[POJ1390]Blocks（方块消除）

Description

Some of you may have played a game called ‘Blocks’. There are n blocks in a row, each box has a color. Here is an example: Gold, Silver, Silver, Silver, Silver, Bronze, Bronze, Bronze, Gold.

The corresponding picture will be as shown below:



Figure 1

If some adjacent boxes are all of the same color, and both the box to its left(if it exists) and its right(if it exists) are of some other color, we call it a ‘box segment’. There are 4 box segments. That is: gold, silver, bronze, gold. There are 1, 4, 3, 1 box(es) in the segments respectively.

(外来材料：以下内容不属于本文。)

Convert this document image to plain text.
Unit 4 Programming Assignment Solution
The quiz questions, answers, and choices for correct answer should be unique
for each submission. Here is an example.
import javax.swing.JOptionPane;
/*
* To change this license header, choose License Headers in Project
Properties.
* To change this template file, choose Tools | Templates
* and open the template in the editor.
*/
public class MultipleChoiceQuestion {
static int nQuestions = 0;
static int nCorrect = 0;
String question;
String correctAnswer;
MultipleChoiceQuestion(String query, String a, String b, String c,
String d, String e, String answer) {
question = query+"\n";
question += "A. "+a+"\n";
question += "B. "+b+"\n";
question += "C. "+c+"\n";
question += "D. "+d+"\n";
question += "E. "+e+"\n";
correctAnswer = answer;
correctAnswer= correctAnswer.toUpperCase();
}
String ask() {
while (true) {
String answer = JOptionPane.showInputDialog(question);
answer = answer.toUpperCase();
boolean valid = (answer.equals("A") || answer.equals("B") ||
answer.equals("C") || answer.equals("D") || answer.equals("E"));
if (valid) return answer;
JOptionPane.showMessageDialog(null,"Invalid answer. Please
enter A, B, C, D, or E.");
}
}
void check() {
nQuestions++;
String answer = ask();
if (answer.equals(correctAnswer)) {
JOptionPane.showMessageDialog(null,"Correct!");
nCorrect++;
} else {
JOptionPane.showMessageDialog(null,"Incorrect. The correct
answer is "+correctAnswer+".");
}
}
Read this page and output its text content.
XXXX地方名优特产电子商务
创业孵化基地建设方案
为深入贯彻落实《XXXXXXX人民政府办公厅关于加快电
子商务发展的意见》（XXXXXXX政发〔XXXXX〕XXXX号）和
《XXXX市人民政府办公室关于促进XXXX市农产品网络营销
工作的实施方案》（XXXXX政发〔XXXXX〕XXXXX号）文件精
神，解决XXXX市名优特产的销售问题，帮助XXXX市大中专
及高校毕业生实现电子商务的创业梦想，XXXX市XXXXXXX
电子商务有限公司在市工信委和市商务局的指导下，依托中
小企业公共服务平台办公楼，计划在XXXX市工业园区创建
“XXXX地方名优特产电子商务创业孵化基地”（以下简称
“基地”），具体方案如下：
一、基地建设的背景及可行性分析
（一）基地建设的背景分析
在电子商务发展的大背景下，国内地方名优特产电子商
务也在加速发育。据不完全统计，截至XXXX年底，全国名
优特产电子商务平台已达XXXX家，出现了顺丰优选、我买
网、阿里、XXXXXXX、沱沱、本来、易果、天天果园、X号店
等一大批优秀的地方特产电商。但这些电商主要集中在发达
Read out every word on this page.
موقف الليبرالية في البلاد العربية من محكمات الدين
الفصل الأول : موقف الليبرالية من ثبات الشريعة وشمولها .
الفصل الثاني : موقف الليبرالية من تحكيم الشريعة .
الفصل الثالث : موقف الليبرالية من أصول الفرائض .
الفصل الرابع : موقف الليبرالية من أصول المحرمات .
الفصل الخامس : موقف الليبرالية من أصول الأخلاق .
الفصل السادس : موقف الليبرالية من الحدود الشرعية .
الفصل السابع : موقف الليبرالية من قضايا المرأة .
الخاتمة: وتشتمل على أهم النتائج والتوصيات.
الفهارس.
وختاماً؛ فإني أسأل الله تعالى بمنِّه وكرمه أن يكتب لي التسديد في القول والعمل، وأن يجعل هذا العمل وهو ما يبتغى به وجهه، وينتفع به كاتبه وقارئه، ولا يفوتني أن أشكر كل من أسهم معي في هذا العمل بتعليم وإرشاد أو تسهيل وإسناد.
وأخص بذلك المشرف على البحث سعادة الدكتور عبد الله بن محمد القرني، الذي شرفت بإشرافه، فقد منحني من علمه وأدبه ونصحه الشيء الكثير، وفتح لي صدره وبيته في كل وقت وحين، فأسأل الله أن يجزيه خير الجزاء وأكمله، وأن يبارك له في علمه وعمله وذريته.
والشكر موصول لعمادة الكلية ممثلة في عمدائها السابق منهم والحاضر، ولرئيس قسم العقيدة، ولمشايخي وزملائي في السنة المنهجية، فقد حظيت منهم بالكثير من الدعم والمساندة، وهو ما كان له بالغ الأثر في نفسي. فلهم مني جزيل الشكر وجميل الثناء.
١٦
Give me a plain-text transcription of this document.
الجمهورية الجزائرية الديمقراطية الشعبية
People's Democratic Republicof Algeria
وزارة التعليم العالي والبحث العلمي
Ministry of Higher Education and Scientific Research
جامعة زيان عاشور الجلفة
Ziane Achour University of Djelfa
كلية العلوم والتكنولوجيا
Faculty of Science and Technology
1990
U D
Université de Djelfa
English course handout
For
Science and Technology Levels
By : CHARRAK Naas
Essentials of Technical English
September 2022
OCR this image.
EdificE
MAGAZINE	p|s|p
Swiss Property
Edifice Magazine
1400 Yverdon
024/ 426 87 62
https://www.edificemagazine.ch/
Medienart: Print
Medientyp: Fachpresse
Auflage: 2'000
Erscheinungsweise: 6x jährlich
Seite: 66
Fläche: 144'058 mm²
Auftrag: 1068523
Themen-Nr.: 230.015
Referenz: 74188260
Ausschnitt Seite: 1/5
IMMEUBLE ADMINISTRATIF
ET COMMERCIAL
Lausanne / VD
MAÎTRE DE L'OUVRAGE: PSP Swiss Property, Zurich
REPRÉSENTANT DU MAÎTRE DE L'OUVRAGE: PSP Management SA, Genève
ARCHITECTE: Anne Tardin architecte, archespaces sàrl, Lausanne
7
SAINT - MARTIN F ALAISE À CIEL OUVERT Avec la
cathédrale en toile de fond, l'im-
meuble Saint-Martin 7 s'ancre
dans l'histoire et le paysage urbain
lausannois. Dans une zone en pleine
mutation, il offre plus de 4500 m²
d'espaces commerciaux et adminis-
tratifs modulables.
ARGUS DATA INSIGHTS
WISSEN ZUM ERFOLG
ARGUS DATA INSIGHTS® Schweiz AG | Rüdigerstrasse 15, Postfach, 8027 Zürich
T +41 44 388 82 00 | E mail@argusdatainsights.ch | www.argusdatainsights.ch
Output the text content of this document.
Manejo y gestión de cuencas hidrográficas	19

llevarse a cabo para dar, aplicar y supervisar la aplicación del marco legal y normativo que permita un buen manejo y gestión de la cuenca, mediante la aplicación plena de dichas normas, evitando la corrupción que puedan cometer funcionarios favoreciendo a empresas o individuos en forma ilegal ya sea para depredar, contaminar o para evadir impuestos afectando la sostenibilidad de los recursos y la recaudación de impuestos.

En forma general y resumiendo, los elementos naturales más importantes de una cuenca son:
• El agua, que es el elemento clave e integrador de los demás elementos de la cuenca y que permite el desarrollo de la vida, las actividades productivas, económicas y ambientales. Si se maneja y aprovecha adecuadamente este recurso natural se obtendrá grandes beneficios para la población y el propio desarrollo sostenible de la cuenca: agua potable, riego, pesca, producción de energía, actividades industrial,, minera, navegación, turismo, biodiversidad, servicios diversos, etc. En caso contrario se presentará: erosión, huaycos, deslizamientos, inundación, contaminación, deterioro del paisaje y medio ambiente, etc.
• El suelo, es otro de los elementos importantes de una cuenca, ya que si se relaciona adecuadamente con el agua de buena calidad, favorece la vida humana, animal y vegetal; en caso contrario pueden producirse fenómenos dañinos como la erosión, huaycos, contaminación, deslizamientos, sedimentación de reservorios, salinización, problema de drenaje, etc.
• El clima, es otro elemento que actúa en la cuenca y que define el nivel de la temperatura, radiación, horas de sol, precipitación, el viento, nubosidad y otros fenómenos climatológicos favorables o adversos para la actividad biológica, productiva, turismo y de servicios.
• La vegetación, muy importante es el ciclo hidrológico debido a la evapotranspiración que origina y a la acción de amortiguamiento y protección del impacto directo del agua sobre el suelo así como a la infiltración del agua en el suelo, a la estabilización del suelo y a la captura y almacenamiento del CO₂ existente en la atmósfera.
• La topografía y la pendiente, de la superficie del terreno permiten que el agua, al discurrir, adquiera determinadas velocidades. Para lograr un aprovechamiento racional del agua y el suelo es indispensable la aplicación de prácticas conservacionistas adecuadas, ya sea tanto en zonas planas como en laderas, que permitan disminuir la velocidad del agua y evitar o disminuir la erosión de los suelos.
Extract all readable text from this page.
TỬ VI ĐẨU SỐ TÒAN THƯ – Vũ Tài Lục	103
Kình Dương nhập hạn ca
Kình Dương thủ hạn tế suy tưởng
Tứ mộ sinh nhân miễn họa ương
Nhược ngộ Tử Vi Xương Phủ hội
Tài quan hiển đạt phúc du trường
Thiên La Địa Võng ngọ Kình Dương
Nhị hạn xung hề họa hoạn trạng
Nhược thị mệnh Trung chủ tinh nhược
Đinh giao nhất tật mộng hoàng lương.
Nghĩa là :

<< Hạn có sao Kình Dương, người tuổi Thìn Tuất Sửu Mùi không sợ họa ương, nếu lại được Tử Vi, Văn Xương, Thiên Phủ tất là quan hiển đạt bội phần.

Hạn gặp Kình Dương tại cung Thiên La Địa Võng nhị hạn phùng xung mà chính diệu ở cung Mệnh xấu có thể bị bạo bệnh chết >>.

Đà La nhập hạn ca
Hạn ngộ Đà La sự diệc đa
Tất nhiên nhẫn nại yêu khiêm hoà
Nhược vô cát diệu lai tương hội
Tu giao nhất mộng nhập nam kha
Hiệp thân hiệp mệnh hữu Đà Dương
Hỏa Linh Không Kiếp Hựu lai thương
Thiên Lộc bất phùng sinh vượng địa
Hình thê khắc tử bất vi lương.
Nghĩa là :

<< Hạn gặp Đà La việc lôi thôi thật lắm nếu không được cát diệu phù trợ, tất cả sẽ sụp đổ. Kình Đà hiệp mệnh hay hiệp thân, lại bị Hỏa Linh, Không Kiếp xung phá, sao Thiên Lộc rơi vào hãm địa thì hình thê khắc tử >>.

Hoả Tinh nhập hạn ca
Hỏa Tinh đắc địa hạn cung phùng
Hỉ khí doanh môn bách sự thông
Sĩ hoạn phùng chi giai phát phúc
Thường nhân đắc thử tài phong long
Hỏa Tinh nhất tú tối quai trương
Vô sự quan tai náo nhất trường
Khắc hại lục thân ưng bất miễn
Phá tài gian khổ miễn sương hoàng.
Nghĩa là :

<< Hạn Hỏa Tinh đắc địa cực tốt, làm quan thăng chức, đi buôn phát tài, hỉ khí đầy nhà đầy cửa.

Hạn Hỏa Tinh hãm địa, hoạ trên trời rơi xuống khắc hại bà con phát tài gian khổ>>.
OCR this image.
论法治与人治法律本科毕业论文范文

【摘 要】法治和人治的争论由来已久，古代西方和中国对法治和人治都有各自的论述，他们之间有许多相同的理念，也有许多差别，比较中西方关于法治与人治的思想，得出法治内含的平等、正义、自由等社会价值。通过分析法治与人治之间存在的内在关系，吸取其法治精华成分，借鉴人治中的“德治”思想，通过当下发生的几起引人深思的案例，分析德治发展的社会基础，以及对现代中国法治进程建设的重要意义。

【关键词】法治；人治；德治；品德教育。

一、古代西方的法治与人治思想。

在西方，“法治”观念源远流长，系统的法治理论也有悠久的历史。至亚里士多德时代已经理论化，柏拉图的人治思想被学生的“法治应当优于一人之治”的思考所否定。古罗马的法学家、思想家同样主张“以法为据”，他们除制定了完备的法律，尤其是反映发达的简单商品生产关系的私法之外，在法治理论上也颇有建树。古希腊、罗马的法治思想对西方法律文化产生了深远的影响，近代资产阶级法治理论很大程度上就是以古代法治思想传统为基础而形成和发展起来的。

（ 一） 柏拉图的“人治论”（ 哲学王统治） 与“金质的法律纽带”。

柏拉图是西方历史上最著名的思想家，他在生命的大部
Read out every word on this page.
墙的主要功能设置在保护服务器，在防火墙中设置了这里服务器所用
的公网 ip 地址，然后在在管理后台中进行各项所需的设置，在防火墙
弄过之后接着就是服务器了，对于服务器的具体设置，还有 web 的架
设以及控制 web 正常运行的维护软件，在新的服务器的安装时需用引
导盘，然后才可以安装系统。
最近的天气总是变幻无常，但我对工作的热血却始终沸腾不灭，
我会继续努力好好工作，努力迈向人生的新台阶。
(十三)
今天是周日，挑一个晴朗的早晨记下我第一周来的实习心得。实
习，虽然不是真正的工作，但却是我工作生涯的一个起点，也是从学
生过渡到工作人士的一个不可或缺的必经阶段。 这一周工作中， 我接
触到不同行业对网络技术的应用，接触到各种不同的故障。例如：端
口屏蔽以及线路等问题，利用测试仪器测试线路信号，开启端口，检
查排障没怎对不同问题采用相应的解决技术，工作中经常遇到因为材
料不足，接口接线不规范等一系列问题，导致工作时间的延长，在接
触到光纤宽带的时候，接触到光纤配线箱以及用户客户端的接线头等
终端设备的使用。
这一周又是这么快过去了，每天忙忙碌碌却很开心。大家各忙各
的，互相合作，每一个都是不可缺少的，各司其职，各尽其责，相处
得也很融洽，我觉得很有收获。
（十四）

Every time, you can click a box, then the whole segment containing that box DISAPPEARS. If that segment is composed of k boxes, you will get k*k points. for example, if you click on a silver box, the silver segment disappears, you got 4*4=16 points.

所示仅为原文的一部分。